Le choc entre le FC Barcelone et l’Atlético de Madrid se jouera ce soir sans Ronald Araujo. Le défenseur uruguayen, touché psychologiquement depuis son expulsion face à Chelsea, a demandé à son club de se mettre en retrait pour une durée indéterminée.

Hansi Flick, d’abord évasif en évoquant de simples problèmes gastriques, a finalement clarifié : « Ronald n’est pas prêt à jouer. C’est une situation privée. Je demande du respect », a-t-il lancé. Depuis, le capitaine blaugrana a disparu des terrains… mais pas des discussions internes.

Une crise profonde sous la surface

En accord avec ses agents, Araujo a sollicité une mise à l’écart temporaire. Physiquement, rien à signaler. Mentalement, c’est une autre histoire. La tempête médiatique qui s’est abattue sur lui après sa faute fatale à Stamford Bridge l’a profondément marqué. Violemment critiqué en Espagne, le leader défensif du Barça traverse un véritable effondrement intérieur.

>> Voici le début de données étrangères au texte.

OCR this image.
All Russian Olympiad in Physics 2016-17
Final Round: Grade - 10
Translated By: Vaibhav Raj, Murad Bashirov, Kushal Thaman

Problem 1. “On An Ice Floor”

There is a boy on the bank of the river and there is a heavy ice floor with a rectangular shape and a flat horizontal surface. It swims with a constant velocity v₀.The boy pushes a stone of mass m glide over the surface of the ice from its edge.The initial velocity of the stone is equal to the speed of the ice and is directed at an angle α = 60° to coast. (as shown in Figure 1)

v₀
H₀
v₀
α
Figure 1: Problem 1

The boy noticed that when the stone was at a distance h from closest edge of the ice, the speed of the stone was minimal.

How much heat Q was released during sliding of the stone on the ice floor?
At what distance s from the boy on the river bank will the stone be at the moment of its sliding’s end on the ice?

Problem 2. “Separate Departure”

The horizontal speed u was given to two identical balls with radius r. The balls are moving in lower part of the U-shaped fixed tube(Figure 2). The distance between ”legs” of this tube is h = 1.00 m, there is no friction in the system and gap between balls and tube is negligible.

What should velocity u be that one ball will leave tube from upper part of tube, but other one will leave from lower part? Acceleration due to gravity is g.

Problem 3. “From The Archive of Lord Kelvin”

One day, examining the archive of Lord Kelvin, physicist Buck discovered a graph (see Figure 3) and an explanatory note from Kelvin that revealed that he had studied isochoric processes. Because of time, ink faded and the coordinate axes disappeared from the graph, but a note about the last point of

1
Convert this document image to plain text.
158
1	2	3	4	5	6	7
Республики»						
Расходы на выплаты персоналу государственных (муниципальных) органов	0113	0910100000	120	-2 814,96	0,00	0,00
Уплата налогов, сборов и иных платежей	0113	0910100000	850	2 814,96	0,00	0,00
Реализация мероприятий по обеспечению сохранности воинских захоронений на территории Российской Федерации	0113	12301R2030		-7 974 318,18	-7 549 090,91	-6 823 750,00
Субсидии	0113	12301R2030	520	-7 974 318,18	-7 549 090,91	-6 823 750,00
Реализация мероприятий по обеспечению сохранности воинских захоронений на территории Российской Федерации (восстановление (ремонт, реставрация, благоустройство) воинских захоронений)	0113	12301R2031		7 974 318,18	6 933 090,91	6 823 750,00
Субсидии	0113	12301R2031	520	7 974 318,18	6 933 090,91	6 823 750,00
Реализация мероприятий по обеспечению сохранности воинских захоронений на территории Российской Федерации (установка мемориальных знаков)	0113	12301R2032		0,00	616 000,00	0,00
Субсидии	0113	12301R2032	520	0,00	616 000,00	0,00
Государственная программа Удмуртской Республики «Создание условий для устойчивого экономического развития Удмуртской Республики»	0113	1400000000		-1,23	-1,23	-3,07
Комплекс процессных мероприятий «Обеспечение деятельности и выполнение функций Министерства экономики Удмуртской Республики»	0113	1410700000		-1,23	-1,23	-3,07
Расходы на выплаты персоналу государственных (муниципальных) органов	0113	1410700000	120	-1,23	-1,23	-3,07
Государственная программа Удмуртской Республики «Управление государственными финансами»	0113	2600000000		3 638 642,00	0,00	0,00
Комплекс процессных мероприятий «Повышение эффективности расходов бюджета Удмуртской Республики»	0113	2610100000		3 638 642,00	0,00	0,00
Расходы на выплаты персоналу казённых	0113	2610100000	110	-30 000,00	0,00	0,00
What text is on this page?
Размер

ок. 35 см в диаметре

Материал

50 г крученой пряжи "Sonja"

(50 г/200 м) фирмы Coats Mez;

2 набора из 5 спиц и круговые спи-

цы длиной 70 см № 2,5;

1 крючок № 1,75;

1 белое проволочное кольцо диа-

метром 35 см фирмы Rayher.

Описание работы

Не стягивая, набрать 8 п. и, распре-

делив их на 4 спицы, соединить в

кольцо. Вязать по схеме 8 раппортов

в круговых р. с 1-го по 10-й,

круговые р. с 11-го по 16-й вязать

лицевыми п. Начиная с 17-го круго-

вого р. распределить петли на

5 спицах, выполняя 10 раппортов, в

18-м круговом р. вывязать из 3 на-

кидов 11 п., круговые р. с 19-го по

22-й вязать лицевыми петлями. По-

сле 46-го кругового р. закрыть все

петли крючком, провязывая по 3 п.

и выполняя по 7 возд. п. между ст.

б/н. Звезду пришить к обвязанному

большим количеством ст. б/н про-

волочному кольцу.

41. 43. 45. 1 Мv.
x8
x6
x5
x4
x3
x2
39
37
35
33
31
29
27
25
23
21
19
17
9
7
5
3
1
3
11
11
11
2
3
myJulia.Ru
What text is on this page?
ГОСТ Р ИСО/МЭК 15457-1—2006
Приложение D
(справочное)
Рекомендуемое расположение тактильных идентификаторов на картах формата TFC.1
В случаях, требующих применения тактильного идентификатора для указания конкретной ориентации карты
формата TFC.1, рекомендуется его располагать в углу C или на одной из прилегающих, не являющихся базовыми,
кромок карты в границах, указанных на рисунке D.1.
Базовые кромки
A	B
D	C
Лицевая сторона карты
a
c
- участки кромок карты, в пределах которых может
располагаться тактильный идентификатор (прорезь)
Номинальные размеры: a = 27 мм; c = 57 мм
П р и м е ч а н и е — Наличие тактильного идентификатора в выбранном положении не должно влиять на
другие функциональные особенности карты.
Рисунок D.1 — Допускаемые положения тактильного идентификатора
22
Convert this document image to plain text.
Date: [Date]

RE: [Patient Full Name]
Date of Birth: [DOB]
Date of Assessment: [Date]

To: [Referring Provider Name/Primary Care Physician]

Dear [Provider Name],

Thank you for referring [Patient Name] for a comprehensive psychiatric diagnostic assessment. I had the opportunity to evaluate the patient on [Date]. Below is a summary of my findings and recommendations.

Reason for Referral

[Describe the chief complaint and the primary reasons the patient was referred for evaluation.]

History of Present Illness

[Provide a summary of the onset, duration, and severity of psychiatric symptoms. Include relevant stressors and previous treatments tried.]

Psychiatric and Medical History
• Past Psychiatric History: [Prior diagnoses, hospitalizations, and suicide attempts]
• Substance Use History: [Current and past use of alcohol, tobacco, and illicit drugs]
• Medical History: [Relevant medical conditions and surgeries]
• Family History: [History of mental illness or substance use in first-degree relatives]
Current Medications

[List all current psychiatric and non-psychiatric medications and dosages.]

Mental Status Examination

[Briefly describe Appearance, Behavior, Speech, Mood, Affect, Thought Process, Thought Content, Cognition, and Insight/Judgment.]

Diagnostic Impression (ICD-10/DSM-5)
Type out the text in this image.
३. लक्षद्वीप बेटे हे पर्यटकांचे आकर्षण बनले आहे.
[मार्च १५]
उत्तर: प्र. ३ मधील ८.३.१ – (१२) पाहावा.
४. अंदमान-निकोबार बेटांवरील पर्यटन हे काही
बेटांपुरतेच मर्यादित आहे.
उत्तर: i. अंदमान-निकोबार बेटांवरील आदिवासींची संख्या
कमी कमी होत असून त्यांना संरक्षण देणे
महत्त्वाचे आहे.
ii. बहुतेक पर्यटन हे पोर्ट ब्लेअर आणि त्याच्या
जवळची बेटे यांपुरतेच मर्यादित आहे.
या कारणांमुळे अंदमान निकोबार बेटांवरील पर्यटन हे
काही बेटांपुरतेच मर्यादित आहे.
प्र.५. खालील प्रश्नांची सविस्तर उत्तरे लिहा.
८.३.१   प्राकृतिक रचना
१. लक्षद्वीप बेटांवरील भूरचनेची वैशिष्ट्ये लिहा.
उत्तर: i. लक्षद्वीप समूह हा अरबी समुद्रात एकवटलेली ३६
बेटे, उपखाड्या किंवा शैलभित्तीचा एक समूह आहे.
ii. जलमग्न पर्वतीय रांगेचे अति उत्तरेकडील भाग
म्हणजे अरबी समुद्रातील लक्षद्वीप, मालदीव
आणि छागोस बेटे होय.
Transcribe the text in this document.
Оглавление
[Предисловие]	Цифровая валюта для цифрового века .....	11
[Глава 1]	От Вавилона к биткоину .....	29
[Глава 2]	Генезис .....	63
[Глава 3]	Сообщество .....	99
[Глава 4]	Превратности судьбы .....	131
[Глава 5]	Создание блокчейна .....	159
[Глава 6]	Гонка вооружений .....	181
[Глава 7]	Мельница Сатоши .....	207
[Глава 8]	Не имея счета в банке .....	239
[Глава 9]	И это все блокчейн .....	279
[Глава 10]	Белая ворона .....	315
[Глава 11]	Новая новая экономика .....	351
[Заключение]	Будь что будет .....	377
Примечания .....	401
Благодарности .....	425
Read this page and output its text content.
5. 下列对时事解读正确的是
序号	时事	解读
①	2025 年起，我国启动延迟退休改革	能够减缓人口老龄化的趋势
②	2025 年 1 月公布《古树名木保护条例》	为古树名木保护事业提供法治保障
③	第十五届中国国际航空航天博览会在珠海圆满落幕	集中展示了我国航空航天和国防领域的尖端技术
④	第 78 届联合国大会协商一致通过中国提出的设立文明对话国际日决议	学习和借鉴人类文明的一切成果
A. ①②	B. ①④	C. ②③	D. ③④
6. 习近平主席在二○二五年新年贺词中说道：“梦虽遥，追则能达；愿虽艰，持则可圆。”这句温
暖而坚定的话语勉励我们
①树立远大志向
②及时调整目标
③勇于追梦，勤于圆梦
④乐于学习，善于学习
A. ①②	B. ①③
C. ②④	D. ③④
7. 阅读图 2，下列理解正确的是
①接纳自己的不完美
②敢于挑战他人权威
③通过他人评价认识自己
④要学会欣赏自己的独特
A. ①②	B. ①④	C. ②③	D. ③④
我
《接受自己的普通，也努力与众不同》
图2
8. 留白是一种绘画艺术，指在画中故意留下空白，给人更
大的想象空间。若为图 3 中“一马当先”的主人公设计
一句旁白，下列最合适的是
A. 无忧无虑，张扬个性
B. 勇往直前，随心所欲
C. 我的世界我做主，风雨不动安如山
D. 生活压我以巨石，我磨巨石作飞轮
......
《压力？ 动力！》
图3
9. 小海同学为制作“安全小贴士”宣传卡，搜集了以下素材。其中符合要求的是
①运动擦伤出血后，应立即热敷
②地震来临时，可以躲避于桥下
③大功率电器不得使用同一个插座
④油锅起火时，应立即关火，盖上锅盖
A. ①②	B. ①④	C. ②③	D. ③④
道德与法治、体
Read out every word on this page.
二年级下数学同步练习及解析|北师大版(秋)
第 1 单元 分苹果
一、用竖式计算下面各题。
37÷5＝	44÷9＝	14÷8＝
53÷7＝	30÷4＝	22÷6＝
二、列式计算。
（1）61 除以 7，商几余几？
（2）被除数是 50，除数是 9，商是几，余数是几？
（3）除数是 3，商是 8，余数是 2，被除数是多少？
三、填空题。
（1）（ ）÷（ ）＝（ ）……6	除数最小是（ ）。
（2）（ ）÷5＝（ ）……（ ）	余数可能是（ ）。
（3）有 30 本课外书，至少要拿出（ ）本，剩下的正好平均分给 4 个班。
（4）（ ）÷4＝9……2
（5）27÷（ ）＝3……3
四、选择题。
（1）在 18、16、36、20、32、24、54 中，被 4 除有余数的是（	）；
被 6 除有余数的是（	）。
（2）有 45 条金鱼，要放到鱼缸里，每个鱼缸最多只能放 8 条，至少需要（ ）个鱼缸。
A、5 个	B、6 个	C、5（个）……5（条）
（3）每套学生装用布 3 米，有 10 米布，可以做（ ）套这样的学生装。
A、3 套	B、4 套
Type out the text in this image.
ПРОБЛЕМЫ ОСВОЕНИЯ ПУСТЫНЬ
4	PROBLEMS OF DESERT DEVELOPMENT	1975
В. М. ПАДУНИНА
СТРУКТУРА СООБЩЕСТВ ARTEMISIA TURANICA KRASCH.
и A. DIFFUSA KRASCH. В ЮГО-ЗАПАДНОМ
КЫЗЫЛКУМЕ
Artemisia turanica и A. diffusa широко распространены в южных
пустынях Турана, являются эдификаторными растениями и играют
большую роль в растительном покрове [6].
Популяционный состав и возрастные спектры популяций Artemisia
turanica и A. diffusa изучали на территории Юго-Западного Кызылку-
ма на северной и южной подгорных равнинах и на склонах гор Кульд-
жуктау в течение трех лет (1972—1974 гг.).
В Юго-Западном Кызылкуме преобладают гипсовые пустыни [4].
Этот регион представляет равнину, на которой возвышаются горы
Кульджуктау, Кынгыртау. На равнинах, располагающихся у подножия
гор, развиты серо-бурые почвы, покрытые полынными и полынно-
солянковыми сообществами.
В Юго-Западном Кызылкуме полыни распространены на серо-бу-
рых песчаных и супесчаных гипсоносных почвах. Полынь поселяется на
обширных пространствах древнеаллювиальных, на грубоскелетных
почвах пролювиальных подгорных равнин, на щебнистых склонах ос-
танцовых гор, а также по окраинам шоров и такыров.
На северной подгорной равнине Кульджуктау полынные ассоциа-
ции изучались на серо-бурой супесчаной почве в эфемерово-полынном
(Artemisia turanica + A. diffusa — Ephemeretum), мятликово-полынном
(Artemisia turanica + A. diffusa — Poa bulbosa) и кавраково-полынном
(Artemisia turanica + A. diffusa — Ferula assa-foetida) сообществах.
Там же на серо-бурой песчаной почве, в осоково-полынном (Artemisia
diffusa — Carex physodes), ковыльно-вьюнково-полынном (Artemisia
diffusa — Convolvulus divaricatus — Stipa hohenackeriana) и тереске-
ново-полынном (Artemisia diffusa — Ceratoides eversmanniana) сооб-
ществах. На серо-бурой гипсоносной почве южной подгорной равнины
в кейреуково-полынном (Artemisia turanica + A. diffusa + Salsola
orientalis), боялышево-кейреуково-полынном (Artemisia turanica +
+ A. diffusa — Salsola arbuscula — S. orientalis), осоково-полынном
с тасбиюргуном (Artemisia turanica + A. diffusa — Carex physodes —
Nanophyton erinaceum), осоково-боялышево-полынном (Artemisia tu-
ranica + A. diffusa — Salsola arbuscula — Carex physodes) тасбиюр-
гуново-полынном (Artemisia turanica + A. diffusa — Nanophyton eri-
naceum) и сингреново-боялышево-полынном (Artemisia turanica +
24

Pour éclairer la situation, Sport a sollicité Xesco Espar, spécialiste de la santé mentale dans le sport de haut niveau. Celui-ci explique que le malaise d’Araujo touche à la fois « sa dimension mentale et sociale, comme le définit l’OMS ». Selon lui, le joueur fait face à « un problème que nous ne voyons pas de l’extérieur ».

Un conflit identitaire qui le paralyse

Espar est formel : le capitaine blaugrana est plongé dans une crise d’identité. « Il sait qu’il a commis une erreur lourde de conséquences envers son équipe. Cela touche son sentiment de légitimité », analyse-t-il. Cette remise en question constante perturbe totalement son jeu, jusqu’à provoquer une forme de blocage.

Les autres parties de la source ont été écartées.